Für die Studie „The ROI of Gen AI and Agents“ wurden 2.050 Führungskräfte aus den Bereichen Wirtschaft und Technologie in zehn Ländern befragt, davon rund 150 aus Deutschland. Die Ergebnisse machen deutlich, dass die Auswirkungen von KI auf den Arbeitsmarkt differenzierter ausfallen, als es die öffentliche Debatte häufig nahelegt: Ganze 81 Prozent der befragten deutschen Unternehmen berichten von einem Beschäftigungswachstum im Zusammenhang mit KI.
Deutschland als internationaler Spitzenreiter
Während weltweit 42 Prozent der Firmen angeben, dass KI in den letzten zwölf Monaten neue Stellen geschaffen hat, liegt Deutschland mit 58 Prozent einsam an der Spitze. Demgegenüber steht ein Stellenabbau bei lediglich neun Prozent der Unternehmen. Bei 23 Prozent wurden sowohl neue Stellen geschaffen als auch andere reduziert.
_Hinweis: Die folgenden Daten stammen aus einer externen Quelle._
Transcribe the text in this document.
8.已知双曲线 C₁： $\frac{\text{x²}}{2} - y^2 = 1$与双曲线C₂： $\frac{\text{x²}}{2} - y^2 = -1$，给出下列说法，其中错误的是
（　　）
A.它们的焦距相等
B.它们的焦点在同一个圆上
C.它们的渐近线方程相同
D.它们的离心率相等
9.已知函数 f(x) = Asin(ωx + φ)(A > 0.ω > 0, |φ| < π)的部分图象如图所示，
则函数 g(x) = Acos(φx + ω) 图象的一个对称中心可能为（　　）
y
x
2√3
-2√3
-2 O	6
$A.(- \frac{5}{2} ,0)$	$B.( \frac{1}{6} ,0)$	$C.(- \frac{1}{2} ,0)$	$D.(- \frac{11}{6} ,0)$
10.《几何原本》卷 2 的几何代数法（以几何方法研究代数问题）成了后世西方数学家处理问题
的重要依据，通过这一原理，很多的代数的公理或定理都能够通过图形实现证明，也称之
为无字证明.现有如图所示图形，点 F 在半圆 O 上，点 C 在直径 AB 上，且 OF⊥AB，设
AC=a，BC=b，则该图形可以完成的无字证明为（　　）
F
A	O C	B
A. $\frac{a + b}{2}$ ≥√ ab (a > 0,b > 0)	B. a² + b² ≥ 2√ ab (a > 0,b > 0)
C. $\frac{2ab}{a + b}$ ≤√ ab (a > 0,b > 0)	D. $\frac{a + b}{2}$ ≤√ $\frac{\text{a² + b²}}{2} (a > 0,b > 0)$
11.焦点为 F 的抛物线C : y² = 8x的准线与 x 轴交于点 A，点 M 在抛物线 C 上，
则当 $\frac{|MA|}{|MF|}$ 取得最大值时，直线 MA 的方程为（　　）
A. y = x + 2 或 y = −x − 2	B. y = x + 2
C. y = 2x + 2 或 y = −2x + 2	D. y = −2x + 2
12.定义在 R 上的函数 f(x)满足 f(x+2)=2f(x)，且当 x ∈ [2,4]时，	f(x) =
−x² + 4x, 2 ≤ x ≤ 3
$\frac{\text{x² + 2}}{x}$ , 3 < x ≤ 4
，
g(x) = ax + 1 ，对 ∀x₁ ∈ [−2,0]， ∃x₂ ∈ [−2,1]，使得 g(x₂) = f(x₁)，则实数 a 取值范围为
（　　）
58 Prozent berichten von neuen Stellen durch KI, neun Prozent von Stellenabbau. Bei 23 Prozent der Unternehmen wurden sowohl neue Stellen geschaffen als auch andere reduziert.
Snowflake
Dabei entstehen nicht nur hochspezialisierte Experten-Jobs für KI. Der Aufschwung erfasst der Studie zufolge breite Bereiche wie den IT-Betrieb, die Softwareentwicklung und die Cybersicherheit. Es scheint, als würde KI eher Rollen transformieren und erweitern, anstatt Menschen schlicht zu ersetzen.
Der nächste Schritt: Von der Antwort zur Tat
Dabei bleibt die Entwicklung jedoch nicht beim bloßen Generieren von Texten oder Bildern mittels GenAI stehen. Der Trend geht massiv in Richtung Agentic AI. Während herkömmliche generative KI lediglich Ergebnisse liefert, können diese autonomen Agenten komplexe Aufgaben eigenständig ausführen.
Sie werden zu digitalen Partnern, die beispielsweise bei der Softwareentwicklung helfen – bereits heute wird fast die Hälfte des weltweiten Codes per KI generiert. In Deutschland sind die Unternehmen laut Snowflake besonders agil: 69 Prozent haben KI-Agenten bereits eingeführt oder planen dies innerhalb des nächsten Jahres. Zum Vergleich: Der globale Durchschnitt liegt bei nur 57 Prozent.
Stolpersteine
Trotz der Euphorie gibt es weiterhin Stolpersteine. Ein großes Problem ist dabei die Schatten-KI: Rund 57 Prozent der Befragten geben zu, dass bei in ihrem Unternehmen nicht genehmigte KI-Tools genutzt werden. Insbesondere in Abteilungen wie HR und Sales stellt dies ein Sicherheitsrisiko dar. Zudem kämpfen viele Firmen noch mit der Datenqualität. Nur 20 Prozent der unstrukturierten Daten gelten wirklich als KI-ready.
„Der größte ROI entsteht heute nicht mehr durch einzelne Experimente“, betont Dayne Turbitt, Senior Vice President für EMEA bei Snowflake. Entscheidend sei vielmehr, KI tief in die zentralen Geschäftsprozesse zu integrieren und dabei eine vertrauenswürdige Infrastruktur aufzubauen. Denn am Ende gelte: Keine KI-Strategie ohne solide Datenstrategie.